The couple was about my age, maybe a little younger, and had a boy with them who was perhaps 7 or 8 years old. I had just finished stuffing my face (as only an American can), wolfing down a giant burrito from Taco Del Mar, and contentedly sipping my Diet Pepsi, driving out of the parking lot when I first spotted them.
Almost instantly, I was pissed off. Sure, everyone’s seen street people before, in fact, we seem to be seeing more of them all the time these days, but my emotions suddenly stirred with the appearance of this family, one of thousands that we routinely ignore, as though the mere avoidance of eye contact somehow gets us off the hook.

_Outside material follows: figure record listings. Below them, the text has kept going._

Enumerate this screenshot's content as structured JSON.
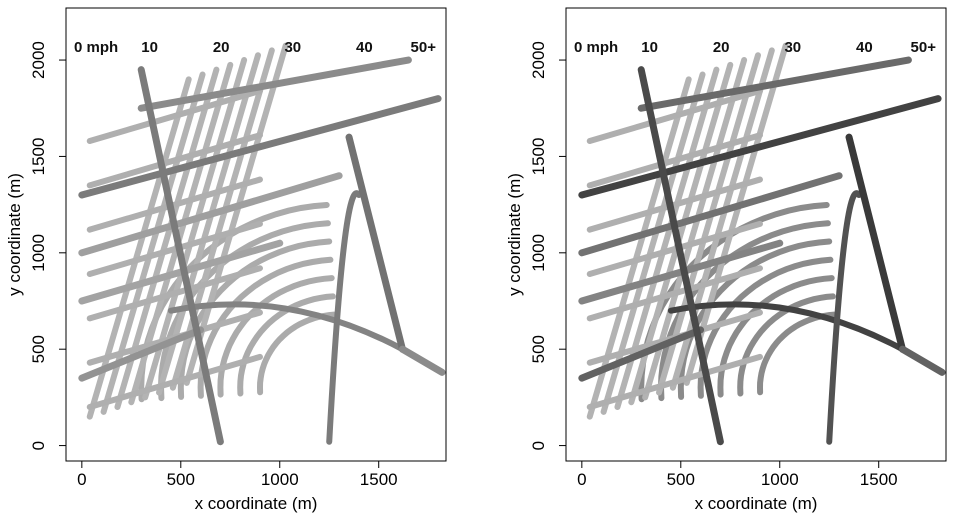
{
  "chart_data": [
    {
      "type": "map",
      "xlabel": "x coordinate (m)",
      "ylabel": "y coordinate (m)",
      "xlim": [
        -80,
        1840
      ],
      "ylim": [
        -80,
        2270
      ],
      "xticks": [
        0,
        500,
        1000,
        1500
      ],
      "yticks": [
        0,
        500,
        1000,
        1500,
        2000
      ],
      "grid": false,
      "colorbar": {
        "labels": [
          "0 mph",
          "10",
          "20",
          "30",
          "40",
          "50+"
        ],
        "values": [
          0,
          10,
          20,
          30,
          40,
          50
        ],
        "position": "top",
        "colors": [
          "#dcdcdc",
          "#111111"
        ]
      },
      "network": {
        "grid_lines": [
          {
            "x1": 0,
            "y1": 1300,
            "x2": 1800,
            "y2": 1800,
            "speed": 24
          },
          {
            "x1": 300,
            "y1": 1750,
            "x2": 1650,
            "y2": 2000,
            "speed": 20
          },
          {
            "x1": 0,
            "y1": 1000,
            "x2": 1300,
            "y2": 1400,
            "speed": 15
          },
          {
            "x1": 0,
            "y1": 750,
            "x2": 1000,
            "y2": 1050,
            "speed": 14
          },
          {
            "x1": 0,
            "y1": 350,
            "x2": 600,
            "y2": 600,
            "speed": 18
          },
          {
            "x1": 300,
            "y1": 1950,
            "x2": 700,
            "y2": 20,
            "speed": 24
          },
          {
            "x1": 1350,
            "y1": 1600,
            "x2": 1620,
            "y2": 500,
            "speed": 26
          },
          {
            "x1": 1620,
            "y1": 500,
            "x2": 1820,
            "y2": 380,
            "speed": 20
          }
        ],
        "arc_center": [
          1300,
          300
        ],
        "arc_radii": [
          400,
          500,
          600,
          700,
          800,
          900,
          1000
        ],
        "curves": [
          {
            "from": [
              450,
              700
            ],
            "to": [
              1620,
              500
            ],
            "speed": 22
          },
          {
            "from": [
              1250,
              20
            ],
            "to": [
              1400,
              1300
            ],
            "speed": 24
          }
        ]
      }
    },
    {
      "type": "map",
      "xlabel": "x coordinate (m)",
      "ylabel": "y coordinate (m)",
      "xlim": [
        -80,
        1840
      ],
      "ylim": [
        -80,
        2270
      ],
      "xticks": [
        0,
        500,
        1000,
        1500
      ],
      "yticks": [
        0,
        500,
        1000,
        1500,
        2000
      ],
      "grid": false,
      "colorbar": {
        "labels": [
          "0 mph",
          "10",
          "20",
          "30",
          "40",
          "50+"
        ],
        "values": [
          0,
          10,
          20,
          30,
          40,
          50
        ],
        "position": "top",
        "colors": [
          "#dcdcdc",
          "#111111"
        ]
      },
      "network": {
        "grid_lines": [
          {
            "x1": 0,
            "y1": 1300,
            "x2": 1800,
            "y2": 1800,
            "speed": 38
          },
          {
            "x1": 300,
            "y1": 1750,
            "x2": 1650,
            "y2": 2000,
            "speed": 28
          },
          {
            "x1": 0,
            "y1": 1000,
            "x2": 1300,
            "y2": 1400,
            "speed": 26
          },
          {
            "x1": 0,
            "y1": 750,
            "x2": 1000,
            "y2": 1050,
            "speed": 22
          },
          {
            "x1": 0,
            "y1": 350,
            "x2": 600,
            "y2": 600,
            "speed": 30
          },
          {
            "x1": 300,
            "y1": 1950,
            "x2": 700,
            "y2": 20,
            "speed": 36
          },
          {
            "x1": 1350,
            "y1": 1600,
            "x2": 1620,
            "y2": 500,
            "speed": 40
          },
          {
            "x1": 1620,
            "y1": 500,
            "x2": 1820,
            "y2": 380,
            "speed": 30
          }
        ],
        "arc_center": [
          1300,
          300
        ],
        "arc_radii": [
          400,
          500,
          600,
          700,
          800,
          900,
          1000
        ],
        "curves": [
          {
            "from": [
              450,
              700
            ],
            "to": [
              1620,
              500
            ],
            "speed": 38
          },
          {
            "from": [
              1250,
              20
            ],
            "to": [
              1400,
              1300
            ],
            "speed": 34
          }
        ]
      }
    }
  ]
}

The father was sitting on the grass in the slim shade of a newly planted elm tree, skinny, dirty, and from the look in his eyes, broken. I thought about how far I’d have to fall before my ability to eat would be reduced to three words scrawled on a cardboard sign, subject to complete reliance on the good will of others or worse, on their pity. Humiliated day in and day out, confessing publicly, and to strangers, that I could no longer care for my wife and child. To endure the repeated stares and the judgment from Americans that condescendingly view poverty as a character flaw, an abject failure. To witness the scores of people passing me every hour that pretend not to see, that deny me even the simplest of acknowledgments. To realize and admit that I have no hope beyond the end of today.
The wife just wants to get by, sitting beside him and forcing a smile. Just wants to make everything all right for today. All right for her son. Wants to restore the husband’s pride, and maybe give them some sense of normalcy, having long ago forgotten what that might even look like. Wants to end the worrying for once. Wants to tell her son where they’re going and how they’ll get there, and that things will be better tomorrow.
And the kid with no chance of getting out of this. The kid who had nothing to do with getting into this. The kid who wonders if all 8 year olds live this way, and then, reluctantly, learns the truth. The kid who, by all rights, is completely and permanently fucked.
So I park my designer car at the Fred Meyer and go inside to buy a couple of bags worth of stuff. Salve for my guilt to be sure, but mostly just so I can be doing something, anything to somehow make up for this.
A few sandwiches. A bag of oranges. Peanuts, chips and iced tea. $15 worth, maybe. That was my feeble gesture. I walked over to their corner, said hello, handed them the bags, and told them there was something for lunch now, and a few things for the road later. She thanked me profusely, but I was so mad I couldn’t even make small talk.
The salve didn’t work. The guilt and anger are still there. It seems I can’t come to grips with a society so steeped in avarice and ignorance that it willingly ignores the most glaring of problems, or with the very idea that anyone could ever go hungry here, in the richest, most well-fed nation on Earth.